Захарий слушал хозяина с тем же напряженным вниманием, с каким некогда внимал его жене, и предложение новой работы удивительным образом возымело тот же эффект. Захарий возбужденно поерзал, затем подтянулся и, прижав руку к сердцу, сказал:
– Всей душой, мистер Бернэм. Даю слово, вы не пожалеете.
День отбытия в Китай неуклонно приближался. Выучка волонтеров заметно повысилась, результат совместных занятий с англичанами превзошел все ожидания, и несколько проверок, одну из которых проводил штабной офицер, завершились лишь мелкими замечаниями. И пока никто, слава богу, не дезертировал, чего Кесри все-таки опасался, ибо, несмотря на кажущееся благополучие, впереди было главное испытание – праздник Холи.

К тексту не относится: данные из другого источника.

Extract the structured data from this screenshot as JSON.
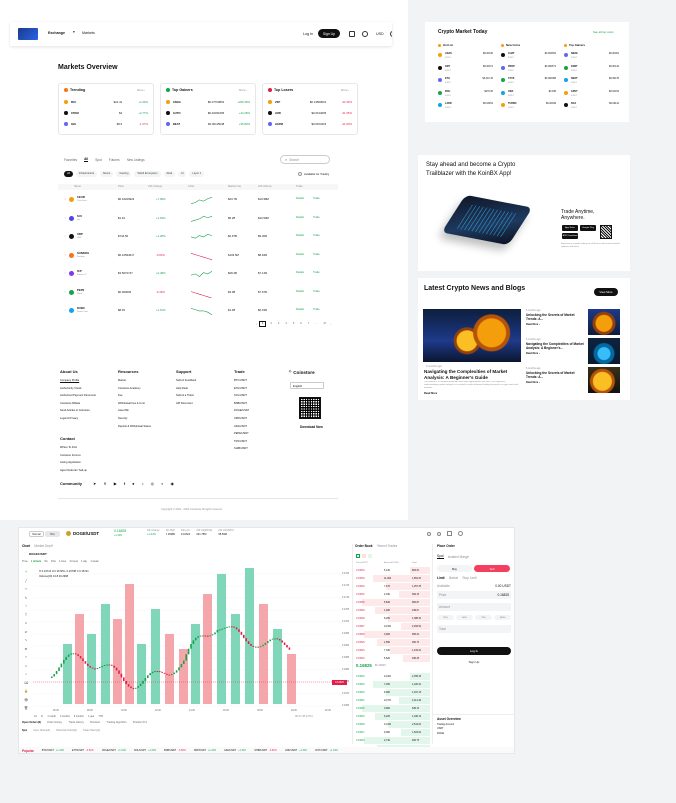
{
  "nav": {
    "exchange": "Exchange",
    "markets": "Markets",
    "login": "Log In",
    "signup": "Sign Up",
    "currency": "USD"
  },
  "overview": {
    "title": "Markets Overview",
    "more": "More",
    "panels": [
      {
        "title": "Trending",
        "rows": [
          [
            "ZEC",
            "$21.41",
            "+4.49%"
          ],
          [
            "ATOM",
            "$4",
            "+2.77%"
          ],
          [
            "AVA",
            "$6.6",
            "-1.07%"
          ]
        ]
      },
      {
        "title": "Top Gainers",
        "rows": [
          [
            "ANOA",
            "$0.07720891",
            "+306.28%"
          ],
          [
            "AUTO",
            "$0.02331665",
            "+44.28%"
          ],
          [
            "BEAT",
            "$0.00115048",
            "+35.80%"
          ]
        ]
      },
      {
        "title": "Top Losers",
        "rows": [
          [
            "VXP",
            "$0.13560001",
            "-32.46%"
          ],
          [
            "LMR",
            "$0.0134605",
            "-31.05%"
          ],
          [
            "HAPM",
            "$0.0153415",
            "-21.83%"
          ]
        ]
      }
    ]
  },
  "table": {
    "tabs": [
      "Favorites",
      "All",
      "Spot",
      "Futures",
      "New Listings"
    ],
    "search_placeholder": "Search",
    "chips": [
      "All",
      "Infrastructure",
      "Meme",
      "Gaming",
      "Web3 Ecosystem",
      "Real",
      "AI",
      "Layer 1"
    ],
    "available_label": "Available for Trading",
    "headers": [
      "Name",
      "Price",
      "24h Change",
      "Chart",
      "Market Cap",
      "24h Volume",
      "Trade"
    ],
    "rows": [
      {
        "sym": "CEUR",
        "sub": "Celo Euro",
        "price": "$0.16229929",
        "chg": "+7.99%",
        "cap": "$23.7M",
        "vol": "$10.98M"
      },
      {
        "sym": "SUI",
        "sub": "Sui",
        "price": "$1.91",
        "chg": "+1.63%",
        "cap": "$5.2B",
        "vol": "$10.59M"
      },
      {
        "sym": "XRP",
        "sub": "XRP",
        "price": "$744.56",
        "chg": "+1.28%",
        "cap": "$2.97B",
        "vol": "$9.36M"
      },
      {
        "sym": "SUNDOG",
        "sub": "Sundog",
        "price": "$0.10594617",
        "chg": "-0.82%",
        "cap": "$103.5M",
        "vol": "$8.94M"
      },
      {
        "sym": "ICP",
        "sub": "Internet C.",
        "price": "$3.5072747",
        "chg": "+0.48%",
        "cap": "$28.4B",
        "vol": "$7.14M"
      },
      {
        "sym": "PEPE",
        "sub": "Pepe",
        "price": "$0.000006",
        "chg": "-0.46%",
        "cap": "$3.3B",
        "vol": "$7.97M"
      },
      {
        "sym": "DUBC",
        "sub": "Dubai Coin",
        "price": "$8.45",
        "chg": "+1.61%",
        "cap": "$1.4B",
        "vol": "$6.33M"
      }
    ],
    "details": "Details",
    "trade": "Trade",
    "pages": [
      "1",
      "2",
      "3",
      "4",
      "5",
      "6",
      "7",
      "...",
      "27"
    ]
  },
  "footer": {
    "cols": [
      {
        "title": "About Us",
        "items": [
          "Company Profile",
          "Authenticity Check",
          "Authorized Payment Personnel",
          "Coinstore Affiliate",
          "Send Articles to Coinstore",
          "Legal & Privacy"
        ]
      },
      {
        "title": "Resources",
        "items": [
          "Market",
          "Coinstore Academy",
          "Fee",
          "Withdrawal Fee & Limit",
          "Asset Bin",
          "Security",
          "Deposit & Withdrawal Status"
        ]
      },
      {
        "title": "Support",
        "items": [
          "Submit Feedback",
          "Help Desk",
          "Submit a Ticket",
          "API Document"
        ]
      },
      {
        "title": "Trade",
        "items": [
          "BTC/USDT",
          "ETH/USDT",
          "SOL/USDT",
          "BNB/USDT",
          "DOGE/USDT",
          "XRP/USDT",
          "ADA/USDT",
          "PEPE/USDT",
          "TRX/USDT",
          "SHIB/USDT"
        ]
      }
    ],
    "contact_title": "Contact",
    "contact": [
      "Where To Find",
      "Coinstore Forums",
      "Listing Application",
      "Agent Referral / Sell-up"
    ],
    "brand": "Coinstore",
    "lang": "English",
    "download": "Download Now",
    "community": "Community",
    "copyright": "Copyright © 2021 - 2024 Coinstore All rights reserved"
  },
  "today": {
    "title": "Crypto Market Today",
    "see_all": "See all top coins",
    "cols": [
      {
        "title": "Hot List",
        "rows": [
          [
            "ADAS",
            "$0.00016"
          ],
          [
            "ORT",
            "$0.00071"
          ],
          [
            "ETH",
            "$3,410.15"
          ],
          [
            "BCH",
            "$476.05"
          ],
          [
            "LABR",
            "$0.03251"
          ]
        ]
      },
      {
        "title": "New Coins",
        "rows": [
          [
            "CHAT",
            "$0.003354"
          ],
          [
            "PROP",
            "$0.000571"
          ],
          [
            "CTVS",
            "$0.000068"
          ],
          [
            "OBA",
            "$0.036"
          ],
          [
            "TURBO",
            "$0.00049"
          ]
        ]
      },
      {
        "title": "Top Gainers",
        "rows": [
          [
            "NEOE",
            "$0.00061"
          ],
          [
            "KNST",
            "$0.00142"
          ],
          [
            "NEOT",
            "$0.09178"
          ],
          [
            "GRVT",
            "$0.03154"
          ],
          [
            "RCA",
            "$0.00112"
          ]
        ]
      }
    ]
  },
  "promo": {
    "title": "Stay ahead and become a Crypto Trailblazer with the KoinBX App!",
    "tagline": "Trade Anytime, Anywhere.",
    "store1": "App Store",
    "store2": "Google Play",
    "store3": "APK Download",
    "note": "Experience smooth trading on all devices with instant market updates and alerts"
  },
  "news": {
    "title": "Latest Crypto News and Blogs",
    "view_more": "View More",
    "main_meta": "6 months ago",
    "main_title": "Navigating the Complexities of Market Analysis: A Beginner's Guide",
    "main_body": "The market is a complex landscape filled with opportunities and risks. For beginners, understanding market analysis is essential to make informed trading decisions in crypto and stock markets.",
    "read_more": "Read More",
    "items": [
      {
        "meta": "6 months ago",
        "title": "Unlocking the Secrets of Market Trends: A..."
      },
      {
        "meta": "6 months ago",
        "title": "Navigating the Complexities of Market Analysis: A Beginner's..."
      },
      {
        "meta": "6 months ago",
        "title": "Unlocking the Secrets of Market Trends: A..."
      }
    ]
  },
  "trading": {
    "modes": [
      "Normal",
      "Pro"
    ],
    "pair": "DOGE/USDT",
    "last": "0.16825",
    "last_sub": "+1.34%",
    "stats": [
      [
        "24h Change",
        "+1.34%"
      ],
      [
        "24h High",
        "0.16985"
      ],
      [
        "24h Low",
        "0.16620"
      ],
      [
        "24h Vol(DOGE)",
        "231.75M"
      ],
      [
        "24h Vol(USDT)",
        "38.59M"
      ]
    ],
    "chart_tabs": [
      "Chart",
      "Market Depth"
    ],
    "intervals": [
      "Time",
      "1 minute",
      "5m",
      "15m",
      "1 hour",
      "4 hours",
      "1 day",
      "1 week"
    ],
    "ohlc": "O 0.16713 H 0.16725 L 0.16708 C 0.16721",
    "vol": "Volume(20) 13.8 26.2968",
    "y_labels": [
      "0.1720",
      "0.1715",
      "0.1710",
      "0.1705",
      "0.1700",
      "0.1695",
      "0.1690",
      "0.1685",
      "0.1680",
      "0.1675",
      "0.1670",
      "0.1665"
    ],
    "price_tag": "0.16825",
    "x_labels": [
      "06:00",
      "08:00",
      "10:00",
      "12:00",
      "14:00",
      "16:00",
      "18:00",
      "20:00",
      "22:00"
    ],
    "ranges": [
      "1d",
      "5d",
      "1 month",
      "3 months",
      "6 months",
      "1 year",
      "YTD"
    ],
    "utc": "08:17:48 (UTC)",
    "orderbook_title": "Order Book",
    "recent_title": "Recent Trades",
    "ob_headers": [
      "Price(USDT)",
      "Amount(DOGE)",
      "Total"
    ],
    "asks": [
      [
        "0.16834",
        "5,130",
        "863.60"
      ],
      [
        "0.16833",
        "11,000",
        "1,851.63"
      ],
      [
        "0.16832",
        "7,470",
        "1,257.35"
      ],
      [
        "0.16831",
        "2,330",
        "392.16"
      ],
      [
        "0.16830",
        "5,840",
        "982.87"
      ],
      [
        "0.16829",
        "1,480",
        "249.07"
      ],
      [
        "0.16828",
        "8,250",
        "1,388.31"
      ],
      [
        "0.16827",
        "13,630",
        "2,293.52"
      ],
      [
        "0.16826",
        "3,900",
        "656.21"
      ],
      [
        "0.16825",
        "1,550",
        "260.79"
      ],
      [
        "0.16824",
        "7,330",
        "1,233.20"
      ],
      [
        "0.16823",
        "5,620",
        "945.45"
      ]
    ],
    "mid": "0.16825",
    "mid_sub": "$0.16825",
    "bids": [
      [
        "0.16824",
        "14,000",
        "2,355.36"
      ],
      [
        "0.16823",
        "7,290",
        "1,226.40"
      ],
      [
        "0.16822",
        "8,900",
        "1,497.16"
      ],
      [
        "0.16821",
        "12,570",
        "2,114.40"
      ],
      [
        "0.16820",
        "3,800",
        "639.16"
      ],
      [
        "0.16819",
        "6,220",
        "1,046.14"
      ],
      [
        "0.16818",
        "14,940",
        "2,512.61"
      ],
      [
        "0.16817",
        "9,060",
        "1,523.62"
      ],
      [
        "0.16816",
        "2,740",
        "460.76"
      ],
      [
        "0.16815",
        "7,510",
        "1,262.81"
      ]
    ],
    "place_order": "Place Order",
    "order_types": [
      "Spot",
      "Isolated Margin"
    ],
    "buy": "Buy",
    "sell": "Sell",
    "limit": "Limit",
    "market": "Market",
    "stop": "Stop Limit",
    "avbl": "Available",
    "avbl_val": "0.00 USDT",
    "price_label": "Price",
    "price_val": "0.16825",
    "amount_label": "Amount",
    "pcts": [
      "25%",
      "50%",
      "75%",
      "100%"
    ],
    "total_label": "Total",
    "login_btn": "Log In",
    "signup_btn": "Sign Up",
    "assets_title": "Asset Overview",
    "assets_rows": [
      "Trading Account",
      "USDT",
      "DOGE"
    ],
    "bottom_tabs": [
      "Open Orders(0)",
      "Order History",
      "Trade History",
      "Positions",
      "Trading Algorithm",
      "Position PnL"
    ],
    "bottom_filters": [
      "Spot",
      "Open Orders(0)",
      "Historical Orders(0)",
      "Trade History(0)"
    ],
    "ticker_label": "Popular",
    "ticker": [
      "BTC/USDT",
      "ETH/USDT",
      "DOGE/USDT",
      "SOL/USDT",
      "BNB/USDT",
      "XRP/USDT",
      "ADA/USDT",
      "SHIB/USDT",
      "LINK/USDT",
      "DOT/USDT"
    ]
  },
  "colors": {
    "green": "#16a34a",
    "red": "#e11d48",
    "candle_up": "#79d3b5",
    "candle_down": "#f2a3a8",
    "dark": "#111111"
  }
}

По традиции, бенгальские пехотинцы отмечали его с большим размахом. Кесри знал, что бойцы второй роты непременно наведаются в Квартал сипаев и хорошенько повеселятся: бханг рекой, море красок, пальба в воздух, безудержные танцы и баядерки нарасхват. И уж если кто замыслил побег, он, конечно, воспользуется праздничным безумством. Кесри поделился своей тревогой с капитаном Ми, и они пришли к выводу, что запрет праздника только создаст проблемы, уж лучше отпускать солдат небольшими группами и к каждой приставить унтер-офицера. Вдобавок надо издать приказ: на закате всем вернуться в казарму для вечернего построения и пересчета бойцов по головам. А для большего спокойствия обо всем следует уведомить оперативный отдел форта.
В прежние годы Кесри и сам от души праздновал Холи, однако нынче ему было совсем не до гулянки. В Квартал сипаев он отправился вместе со своей группой солдат и, стараясь не спускать с них глаз, наскоро выпил лишь одну кружку бханга. Но разве за всеми уследишь, когда вокруг тьма-тьмущая народу? На вечерней перекличке, о которой возвестил колокол, обнаружилась нехватка шестерых бойцов. Расследование выявило, что четверо из них, перебрав бханга и ганджи, просто утратили способность к передвижению, но двое сгинули бесследно. Извещенный об этом оперативный отдел тотчас выставил посты на дорогах и перепутьях.
Кесри сомневался, что двум юнцам, не достигшим и двадцати лет, достанет ума осуществить задуманное. Так и вышло: беглецов взяли на паромном причале.
На совещании у капитана Ми было решено, что дезертиров предадут военно-полевому суду и обвинитель, в острастку другим, потребует высшей меры наказания – смертной казни. Однако не менее важно было выяснить причину дезертирства и наличие сообщников в батальоне. Капитан Ми распорядился, чтобы Кесри допросил беглецов.
Показания арестованных, допрошенных раздельно, почти во всем совпали. Недовольства их, главное из которых касалось размера жалованья, были знакомы. Известие, что в походе денежное содержание индийских военных будет меньше, чем у англичан, вызвало взрыв негодования, Кесри и сам этому был отнюдь не рад.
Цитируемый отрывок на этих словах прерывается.